As I pulled the remaining bills from my repossessed wallet, the well-mannered Punjabi taxi driver pointed and asked, in beautiful English, ‘Did you hear what happened here last night?’
I nodded and slid out, ducking quickly into my car, anonymous in the thickening dusk. I kept the radio off. My hands, bloodless against the steering wheel, looked skeletal. The streets were dark and wet. Bugs pinged around streetlight orbs. Coming up the hill, I heard the thrumming of helicopters, the bass track of Los Angeles. My Sanyo was at my ear, and my father was saying, ‘Give the word, we’ll be on a plane.’
‘I didn’t do this, Dad.’ My mouth was dry. ‘I need you to know that.’
‘Of course we know that.’
‘I told him not to go to that city.’
‘Ma, not now,’ I said, though she was in the background, crying, and couldn’t hear me.
‘Didn’t I tell him?’
‘Right,’ my dad answered her, ‘because you foresaw this.’
I came around the bend and saw the news choppers circling, bright beams laid down on our front yard. I was shocked. Though I’d registered the noise, I hadn’t put together that our house was the draw. I was now the sordid news beat, the pinned frog under laboratory lights. Cars and vans lined both curbs, and news crews swarmed along the sidewalks. A guy in a baseball cap was peeking into our mailbox. Ari’s white pickup was slant-parked five feet from the curb, as if abandoned for a flood or an alien invasion.

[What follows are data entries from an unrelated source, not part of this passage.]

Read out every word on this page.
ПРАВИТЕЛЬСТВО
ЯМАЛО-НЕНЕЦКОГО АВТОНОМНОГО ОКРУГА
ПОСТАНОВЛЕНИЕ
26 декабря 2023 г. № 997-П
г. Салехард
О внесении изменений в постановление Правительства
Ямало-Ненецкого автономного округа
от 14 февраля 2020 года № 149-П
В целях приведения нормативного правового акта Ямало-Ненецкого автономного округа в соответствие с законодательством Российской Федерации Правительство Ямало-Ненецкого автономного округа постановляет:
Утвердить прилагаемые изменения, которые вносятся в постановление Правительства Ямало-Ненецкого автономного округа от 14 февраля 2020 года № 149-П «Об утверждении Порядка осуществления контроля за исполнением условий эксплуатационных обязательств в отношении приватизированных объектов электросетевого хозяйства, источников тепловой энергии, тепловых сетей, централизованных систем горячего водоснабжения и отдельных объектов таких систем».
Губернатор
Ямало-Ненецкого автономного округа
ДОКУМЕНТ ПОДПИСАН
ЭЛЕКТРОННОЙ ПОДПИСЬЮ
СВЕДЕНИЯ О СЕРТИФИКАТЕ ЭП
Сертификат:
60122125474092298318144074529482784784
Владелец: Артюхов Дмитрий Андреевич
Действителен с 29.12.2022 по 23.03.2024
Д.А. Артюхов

I’d dropped the phone but could still make out my mom’s tinny voice: ‘Whatever you need, Patrick. Whatever you need.’
I hit the brakes to reverse out of there, but it was too late. They rushed me, and I caught a full frontal view of the flood-water that had forced Ari to ditch her truck. Bulbs popping, knuckles tapping, voices shouting. I nosed the car toward the driveway, nudging aside hips and legs, before the need to flee overtook me and I gave up.